Well he is 8 years old now and he still loves Bobby's boots. When he has them on...Baby Bird just follows them with his eyes. When he's sitting on his shoulder, he almost falls off looking down trying to see those boots. Today when Bobby stuck his boot up to the cage he still did the same things he was 'trained' to do. He loves Bobby's boots so much that when he changes into his walking shoes, it upsets Baby Bird. I don't think any kind of "peer pressure" could make Baby Bird like loafers, house shoes, high heels or walking shoes better than he likes boots...that first item in his infanthood!
This started me to thinking about our children. If a little 3 month old cockatiel can be so influenced by a pair of boots...what about our children.
Those little dears, who come to us as a tiny bundle, pure and clean and with no heavy baggage of pre-conceived ideas...and they are like little sponges willing to soak up everything in their environment...and soon they learn to talk and to walk...and we have them as long as 18 years or more right under our roof.

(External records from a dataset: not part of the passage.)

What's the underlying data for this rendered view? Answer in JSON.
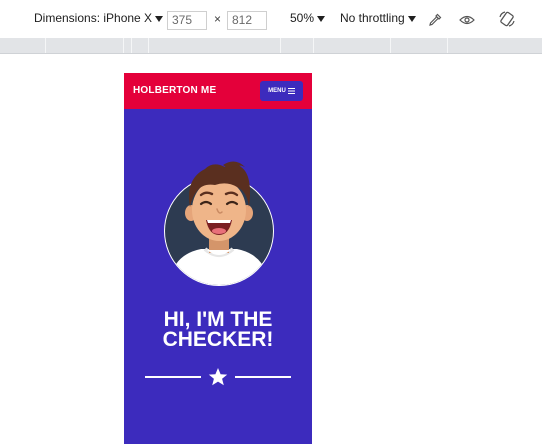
{
  "devtools": {
    "dimensions_label": "Dimensions: iPhone X",
    "width_value": "375",
    "times_symbol": "×",
    "height_value": "812",
    "zoom_label": "50%",
    "throttling_label": "No throttling",
    "icons": [
      "eyedropper-icon",
      "eye-icon",
      "rotate-icon"
    ]
  },
  "page": {
    "brand": "HOLBERTON ME",
    "menu_label": "MENU",
    "hero_line1": "HI, I'M THE",
    "hero_line2": "CHECKER!",
    "colors": {
      "nav": "#e4003a",
      "background": "#3c2bbd",
      "text": "#ffffff"
    }
  }
}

How much more could we train and influence our little children, who can learn to converse with us and bond with us and have a natural affection for us and who can learn from the examples we set? But Satan comes to us and says: "...I'll give you all the kingdoms of the world...a good job, a step up on that corporate ladder...computers, the internet, a tv in every room, several cars in your garage, a dream house...if you will just give me your children." * And too many of us have said: "Okay." (Wendell Ingram's analysis , and so true.)
I don't believe that any person can come into their lives and so influence them to the point that they forsake their values...if those first items in their lives (mother and daddy) do their jobs. So...where have we failed? At what point in time did we quit trying...and let their teenage peers and the schools take over for us?